Quality Analyst

Position Summary

The Analyst also supports production and quality operations by coordinating and performing problem-solving investigations, pre-reviews and final acceptance/run release of processing runs that contain non-conformances. Responsible for the activities related to quality and regulatory compliance to ensure all product processing requirements are met in accordance with Customer specifications including calibrations, dosimetry results, generation of test methods, audits, scheduling, validations, record keeping and reporting.

This is a day shift position with a rotational schedule of supporting Operations 1 weekend per month.

• Coordinate day-to-day tasks and direction for Quality Technicians/Senior Quality Technicians by providing technical support, mentoring and oversight.
• Responsible for oversight of all product and/or report pre-reviews and releases conducted by Quality Technicians/Senior Quality Technicians.
• Responsible for executing product and/or report releases for all processing runs/lab samples containing a non-conformance, including management of Customer communication and leading the associated non-conformance investigations.
• Initiate and/or participate in corrective actions, problem-solving and continuous improvement activities.
• Perform internal audits at other AST facilities, including identification of non-compliances and report generation.
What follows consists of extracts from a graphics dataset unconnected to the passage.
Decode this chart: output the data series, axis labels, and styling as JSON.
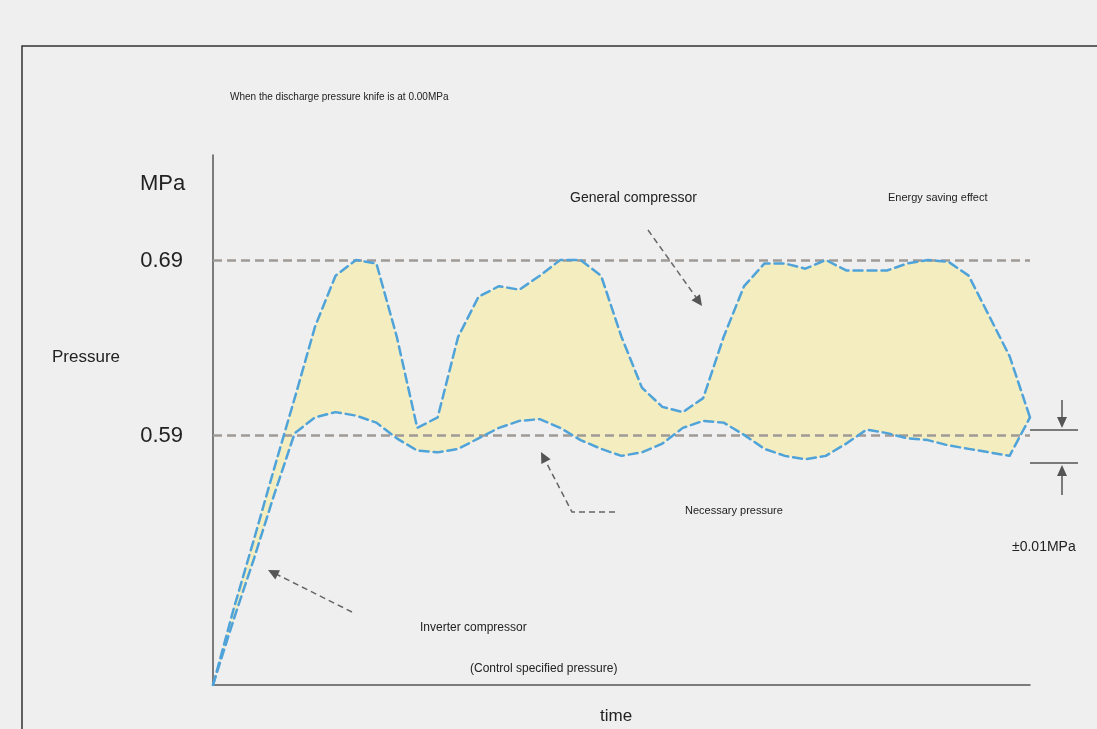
{
  "chart_data": {
    "type": "line",
    "title": "When the discharge pressure knife is at 0.00MPa",
    "xlabel": "time",
    "ylabel": "Pressure",
    "categories": [
      null,
      null,
      null,
      null,
      null,
      null,
      null,
      null,
      null,
      null,
      null,
      null,
      null,
      null,
      null,
      null,
      null,
      null,
      null,
      null,
      null,
      null,
      null,
      null,
      null,
      null,
      null,
      null,
      null,
      null,
      null,
      null,
      null,
      null,
      null,
      null,
      null,
      null,
      null,
      null,
      null
    ],
    "series": [
      {
        "color": "#4fa3d8",
        "values": [
          0.447,
          0.49,
          0.53,
          0.571,
          0.611,
          0.652,
          0.681,
          0.69,
          0.688,
          0.646,
          0.594,
          0.6,
          0.646,
          0.669,
          0.675,
          0.673,
          0.681,
          0.69,
          0.69,
          0.681,
          0.646,
          0.617,
          0.606,
          0.603,
          0.611,
          0.646,
          0.675,
          0.688,
          0.688,
          0.685,
          0.69,
          0.684,
          0.684,
          0.684,
          0.688,
          0.69,
          0.689,
          0.681,
          0.658,
          0.635,
          0.6
        ],
        "upper": [
          0.447,
          0.49,
          0.53,
          0.571,
          0.611,
          0.652,
          0.681,
          0.69,
          0.688,
          0.646,
          0.594,
          0.6,
          0.646,
          0.669,
          0.675,
          0.673,
          0.681,
          0.69,
          0.69,
          0.681,
          0.646,
          0.617,
          0.606,
          0.603,
          0.611,
          0.646,
          0.675,
          0.688,
          0.688,
          0.685,
          0.69,
          0.684,
          0.684,
          0.684,
          0.688,
          0.69,
          0.689,
          0.681,
          0.658,
          0.635,
          0.6
        ],
        "lower": [
          0.447,
          0.484,
          0.519,
          0.556,
          0.591,
          0.6,
          0.603,
          0.601,
          0.597,
          0.588,
          0.581,
          0.58,
          0.582,
          0.588,
          0.594,
          0.598,
          0.599,
          0.594,
          0.587,
          0.582,
          0.578,
          0.58,
          0.585,
          0.594,
          0.598,
          0.597,
          0.59,
          0.582,
          0.578,
          0.576,
          0.578,
          0.585,
          0.593,
          0.591,
          0.588,
          0.587,
          0.584,
          0.582,
          0.58,
          0.578,
          0.6
        ]
      },
      {
        "color": "#4fa3d8",
        "values": [
          0.447,
          0.484,
          0.519,
          0.556,
          0.591,
          0.6,
          0.603,
          0.601,
          0.597,
          0.588,
          0.581,
          0.58,
          0.582,
          0.588,
          0.594,
          0.598,
          0.599,
          0.594,
          0.587,
          0.582,
          0.578,
          0.58,
          0.585,
          0.594,
          0.598,
          0.597,
          0.59,
          0.582,
          0.578,
          0.576,
          0.578,
          0.585,
          0.593,
          0.591,
          0.588,
          0.587,
          0.584,
          0.582,
          0.58,
          0.578,
          0.6
        ]
      }
    ],
    "ylim": [
      0.447,
      0.75
    ],
    "yticks": [
      0.59,
      0.69
    ],
    "ref_lines": [
      {
        "axis": "y",
        "value": 0.59,
        "color": "#a09a96",
        "line_style": "dashed"
      },
      {
        "axis": "y",
        "value": 0.69,
        "color": "#a09a96",
        "line_style": "dashed"
      }
    ],
    "line_style": "dashed",
    "marker": "none",
    "grid": false,
    "annotations": [
      "MPa",
      "General compressor",
      "Energy saving effect",
      "Necessary pressure",
      "Inverter compressor",
      "(Control specified pressure)",
      "±0.01MPa"
    ]
  }
}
Responsible for managing remediation of internal audit observations assigned by site Quality Manager.
• Manage creation of new quality system policies and procedures and revisions to existing policies/procedures.
• Review collected data to perform statistical analysis and recommend process changes to improve quality.
• Monitor and report on performance metrics.
• Instruct other STERIS employees in quality principles, effective corrective actions, and valid statistical techniques.
• Collaborate with other departments and facilities within the company on quality related issues.
• Lead quality system programs (i.e. calibration, maintenance, training, CAPA, complaints, non-conformances, supplier quality, management review, operational qualifications, document control, change control, risk management, etc).
• Overall responsibilities include commitment to ensure external and internal requirements are met according to documented policies, procedures, standards and regulations.
• Perform other duties as assigned.

• Bachelor's Degree in Science

• 1-5 years of combined Manufacturing/Quality Engineering and/or Quality Systems experience.
• 1-5 years of experience with medical device or other regulated industries preferred.
• 1-5 years of experience working in an ISO certified environment required.
• Working knowledge of FDA QSR/ EUGMP regulations strongly preferred.
• Bachelors Degree in Technical or Scientific field

• Excellent problem-solving skills
• Focus on identification of potential issues and continuous improvement.
• Experience working on cross-functional teams and on own initiative.
• Demonstrated excellent organizational, oral and written communications skills.
• Must have PC experience, as well as working familiarity of desktop applications including Excel, Word, and PowerPoint.
• Ability to work in a fast-paced, regulated environment with strict deadlines.
• Mathematical skills including practical application of fractions, percentages, ratios, proportions and algebra.

=== Company description

The STERIS Vision is inspired by our Customers' efforts to create a healthier and safer world, and guided by our legacy of leadership and innovation; we strive to be a Great Company. To STERIS, this means we will make a difference by providing world-class product and service solutions for our Customers, safe and rewarding work for our People, and superior returns for our Shareholders.